Id. at 532 n. 6, 669 P.2d at 642 n. 6.

III. CONCLUSION

We therefore conclude that we lack appellate jurisdiction to consider the merits of this appeal. Accordingly, the appeal is dismissed.

NOTES

[1] The record indicates that, although the superintendent agreed with Nakashima's recommendation regarding Mitchell's suspension, the suspension was never implemented because Mitchell did not report to work after February 5, 1990.

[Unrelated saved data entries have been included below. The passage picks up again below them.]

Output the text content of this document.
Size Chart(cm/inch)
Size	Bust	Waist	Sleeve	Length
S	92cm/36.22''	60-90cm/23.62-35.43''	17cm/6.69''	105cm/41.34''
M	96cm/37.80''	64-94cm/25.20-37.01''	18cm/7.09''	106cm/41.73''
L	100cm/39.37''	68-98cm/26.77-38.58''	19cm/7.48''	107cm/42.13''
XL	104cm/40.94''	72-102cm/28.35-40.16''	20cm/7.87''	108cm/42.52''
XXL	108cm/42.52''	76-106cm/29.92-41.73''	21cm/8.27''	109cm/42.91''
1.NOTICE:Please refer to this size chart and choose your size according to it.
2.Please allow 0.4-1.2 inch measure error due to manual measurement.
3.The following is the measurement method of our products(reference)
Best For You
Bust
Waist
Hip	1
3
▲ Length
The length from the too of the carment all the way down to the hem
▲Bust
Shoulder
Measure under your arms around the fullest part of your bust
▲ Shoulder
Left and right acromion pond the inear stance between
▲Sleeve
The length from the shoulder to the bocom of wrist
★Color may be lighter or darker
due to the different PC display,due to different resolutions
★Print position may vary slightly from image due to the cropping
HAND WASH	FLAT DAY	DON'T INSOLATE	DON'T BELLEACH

[2] "Preliminary" means "preceding or leading up to the main part, matter, or business," The Random House College Dictionary at 1046 (Revised ed. 1979), or "introductory, initiatory, preceding[.]" Black's Law Dictionary (6th ed. 1990).

[3] Section 12-47-24(c) of the Hawai'i Administrative Rules provides:

Following the director's decision on remand, the director shall transmit the case file to the board, and upon such transmittal, the board shall proceed to hear and determine the issues raised in the original appeal. Should any party desire to appeal issues addressed by the director's decision on remand, it shall be necessary for such party to file an appeal within twenty days after a copy of the decision on the remanded issue has been sent to the parties.